Herrera's family has lived in their Canyon Country home for three-and-a-half years without any problems - until now.

Herrera and his wife were born in Mexico and have lived in the U.S. for 20 years. His daughter was born in the U.S.

Armbruster never met the Herreras but he said he "knew it had to be an assault against America because of who they are. They have six trucks in their driveway. They have to be illegals because only illegals would have that many cars. There are normal Mexicans around here who have two or three. They have nice trucks and a nice home. Why would they insult where they are living?"

On Wednesday night, Herrera's house had a string of lights and no flag. He decided to take the flag down so as to not cause any more problems.

His intention was just to put the flag up and unfortunately he made a mistake and now he feels bad, he said.

Don Samora, who lives across the street from Herrera, said he was "taken aback" to learn the "mistake" was taken so seriously.

"This man (Herrera) has no problem with the States and he just made a mistake," Samora said. "Around here we put our lights up right after Thanksgiving, and maybe he thought he was lagging. I saw him rush to put his lights up and so I'm sure it was just a mistake. I don't want any of my neighbors to think he did this intentionally."

Armbruster said he didn't address the family directly because he doesn't speak Spanish and he was "really irritated" to see someone desecrating, "those who fought for the flag."

He also doesn't believe it was a mistake.

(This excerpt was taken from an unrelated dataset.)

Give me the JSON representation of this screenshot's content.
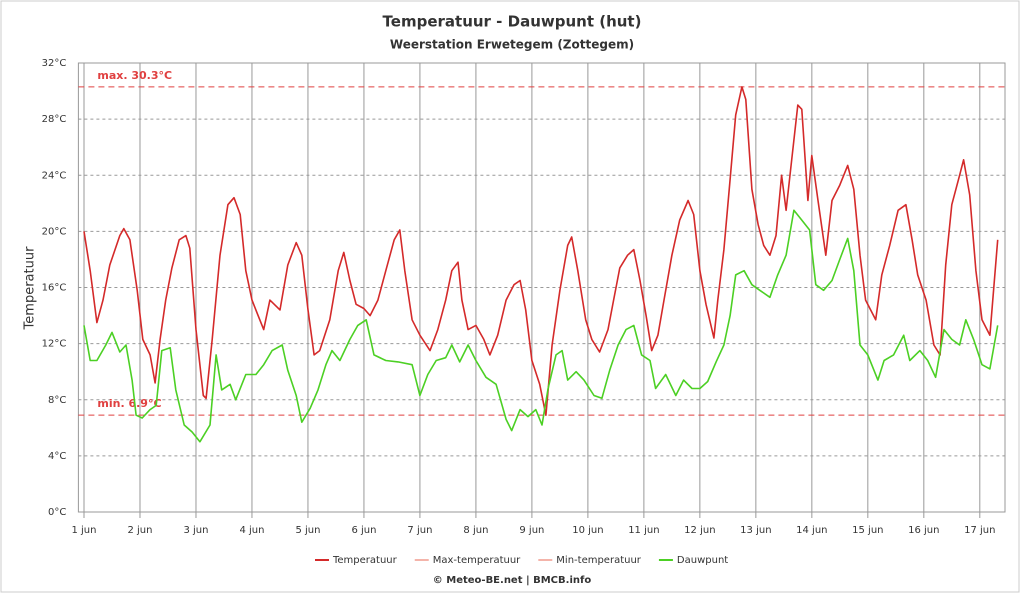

"Why is it not up if it was a mistake?" he asked. "My wife was quite (upset) and she searched to see if there's some sort of penalty for assaulting America with such a statement. So she looked up and found a profile of how to display the flag. So we printed that out and we taped it on their mailbox to let them know how to hang a flag."

Samora did not agree with Armbruster's confrontational tactics and neither did Herrera.

"We should not judge or send a lynch mob right away when someone does something like that. We need to address it," Samora said. "If we're afraid to knock on their door, then maybe we should go to a neighbor and ask them to help."